Milano. Ventidue anni fa lo studioso libertario Charles Murray pubblicò “Losing Ground”, un rivoluzionario saggio dove sosteneva che il welfare state non favoriva, anzi danneggiava, i più poveri e i meno avvantaggiati, oltre che contribuire al disastro morale della società. I critici bollarono il libro di estremismo reazionario, lo giudicarono totalmente irrealistico e fuori sincrono con la realtà politica americana. Sbagliarono. Alcuni anni dopo, prima a livello statale, poi al Congresso di Washington e con la firma di Bill Clinton, sono state approvate corpose riforme del welfare state che hanno sostituito gli assegni spettanti di diritto con meccanismi di pagamento legati al reale svolgimento di un lavoro. Sebbene le proposte di Murray, come ha recentemente ricordato Michael Barone, fossero più radicali delle riforme realizzate negli anni 90, “Losing Ground” ha aperto la strada ed è tuttora considerato uno dei libri più influenti degli ultimi decenni. Ora Murray ha scritto un altro saggio, ancora più utopistico. S’intitola “In Our Hands: A Plan to Replace the Welfare State” ed esce in un momento in cui ogni tentativo di riformare il sistema pensionistico e sanitario americano non riesce a ottenere né il favore dell’opinione pubblica né quello di una maggioranza parlamentare, malgrado tutti prevedano la bancarotta nel giro di qualche decennio.
La soluzione di Murray è questa: abolire i programmi federali che oggi forniscono pensioni, sanità e assistenza varia (Social Security, Medicare, Medicaid), sostituendoli con un assegno annuo di 10 mila dollari (rivalutabili con l’inflazione) da assegnare a ogni singolo americano che abbia già compiuto 21 anni. L’idea dell’assegno è presa in prestito da Milton Friedman, ma anche da una vecchia idea dei laburisti inglesi, i quali però non pensavano di sostituire il welfare state. Lo stato assistenziale americano, sostiene Murray, non può sopravvivere. L’America non si può permettere di portare la spesa per il welfare dall’attuale 9 per cento del prodotto interno lordo al 28 per cento che nel 2050 si renderà necessario per fornire i servizi promessi.
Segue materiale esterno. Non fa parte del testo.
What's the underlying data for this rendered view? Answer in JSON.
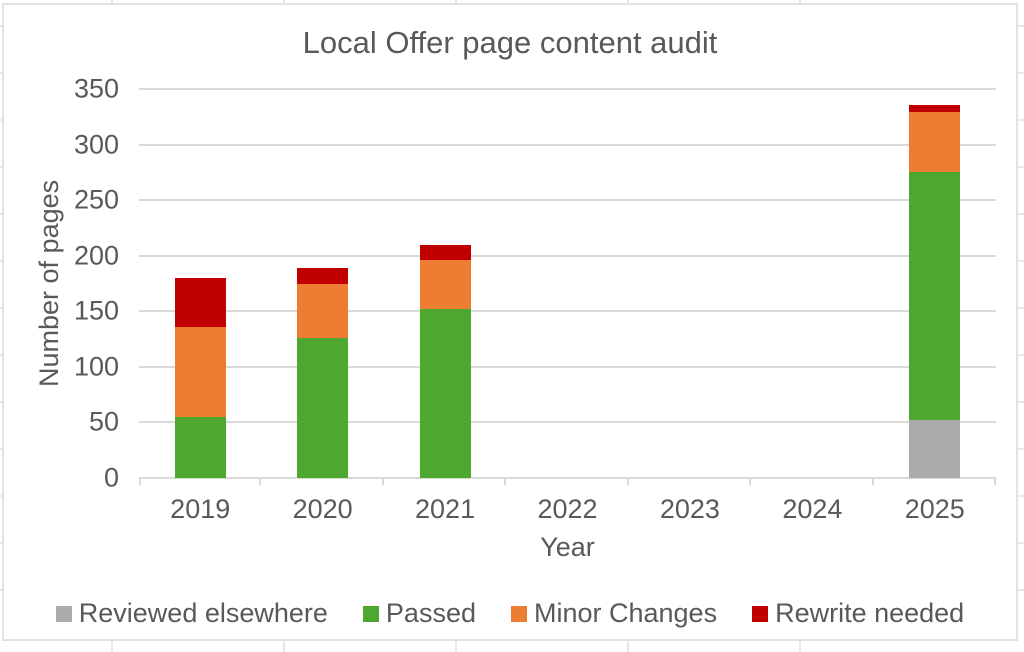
{
  "chart_data": {
    "type": "bar",
    "stacked": true,
    "title": "Local Offer page content audit",
    "xlabel": "Year",
    "ylabel": "Number of pages",
    "categories": [
      "2019",
      "2020",
      "2021",
      "2022",
      "2023",
      "2024",
      "2025"
    ],
    "series": [
      {
        "name": "Reviewed elsewhere",
        "color": "#ABABAB",
        "values": [
          0,
          0,
          0,
          0,
          0,
          0,
          52
        ]
      },
      {
        "name": "Passed",
        "color": "#4EA72E",
        "values": [
          55,
          126,
          152,
          0,
          0,
          0,
          223
        ]
      },
      {
        "name": "Minor Changes",
        "color": "#ED7D31",
        "values": [
          81,
          49,
          44,
          0,
          0,
          0,
          54
        ]
      },
      {
        "name": "Rewrite needed",
        "color": "#C00000",
        "values": [
          44,
          14,
          14,
          0,
          0,
          0,
          7
        ]
      }
    ],
    "ylim": [
      0,
      350
    ],
    "yticks": [
      0,
      50,
      100,
      150,
      200,
      250,
      300,
      350
    ],
    "grid": true,
    "legend_position": "bottom",
    "gridline_color": "#D9D9D9",
    "text_color_hex": "#595959"
  }
}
Murray propone di azzerare tutto, di ricominciare daccapo, anche perché il risultato di questa enorme spesa pubblica resta quello di 45 milioni di americani non coperti da un’assicurazione sanitaria e di 36 milioni di persone che vivono al di sotto della linea di povertà. Col piano di Murray costoro avrebbero le risorse per il riscatto.
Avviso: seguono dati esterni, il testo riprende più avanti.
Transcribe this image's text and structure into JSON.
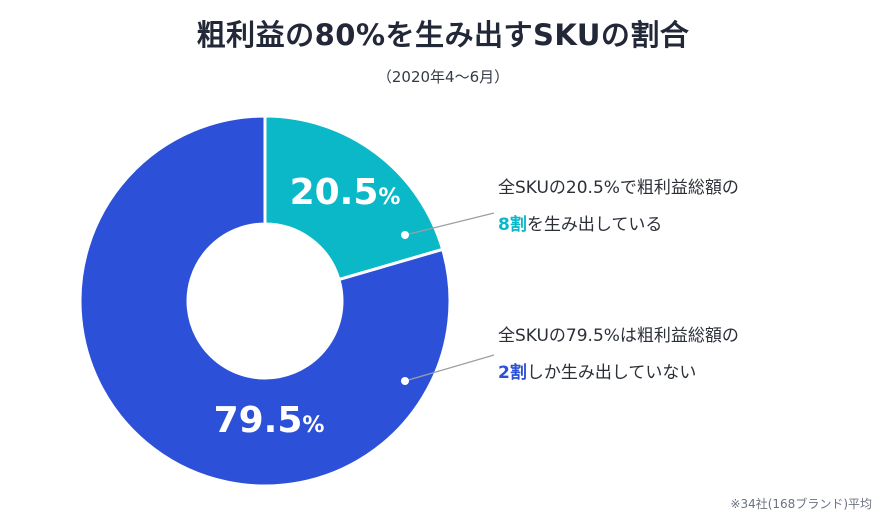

Oggi gli americani inviano i soldi delle tasse a Washington. Le burocrazie federali li gestiscono tra un dipartimento e l’altro, trasformando ciò che rimane in servizi assistenziali da restituire ai cittadini. Secondo Murray sarebbe meglio che il governo federale raccogliesse le tasse, le dividesse e le restituisse sotto forma di assegno annuo da diecimila dollari a ogni americano maggiorenne. Se un ventunenne investisse duemila dollari l’anno in un fondo, dopo 45 anni, cioè nel giorno della pensione, avrebbe 253 mila dollari, ovvero una rendita annuale di 20.500 dollari. E, questo, immaginando il peggior andamento storico in un periodo così lungo (quello dal 1887 al 1932). Stessa cosa sulla sanità: con 3 mila dollari l’anno si ottiene una polizza sanitaria che copre tutto il necessario. Il piano di Murray costerebbe 355 miliardi di dollari in più dell’attuale sistema, ma solo il primo anno. Nel 2011 costerebbe quanto l’attuale sistema, mentre nel 2020 peserebbe alle casse federali 500 miliardi di dollari in meno ogni anno.
Incoraggia la responsabilità individuale
Ma non è solo il costo esorbitante dell’attuale welfare a convincere Murray ad abolire lo stato assistenziale. Il suo piano incoraggia la responsabilità individuale, l’associazione volontaria e la solidarietà per chi è in difficoltà, causando effetti benefici a cascata per la società. La virtù è un’abitudine, sostiene Murray, che non fiorisce perché ai nostri figli diciamo in astratto di essere onesti, solidali e generosi. La virtù fiorisce, piuttosto, nelle società libere dove i bisogni umani non sono affidati a una burocrazia statale, ma nelle società dove sono parte integrante della vita quotidiana. “La soluzione è di far tornare la responsabilità delle nostre vite nelle nostre mani – nostre come individui, nostre come famiglie, nostre come comunità”.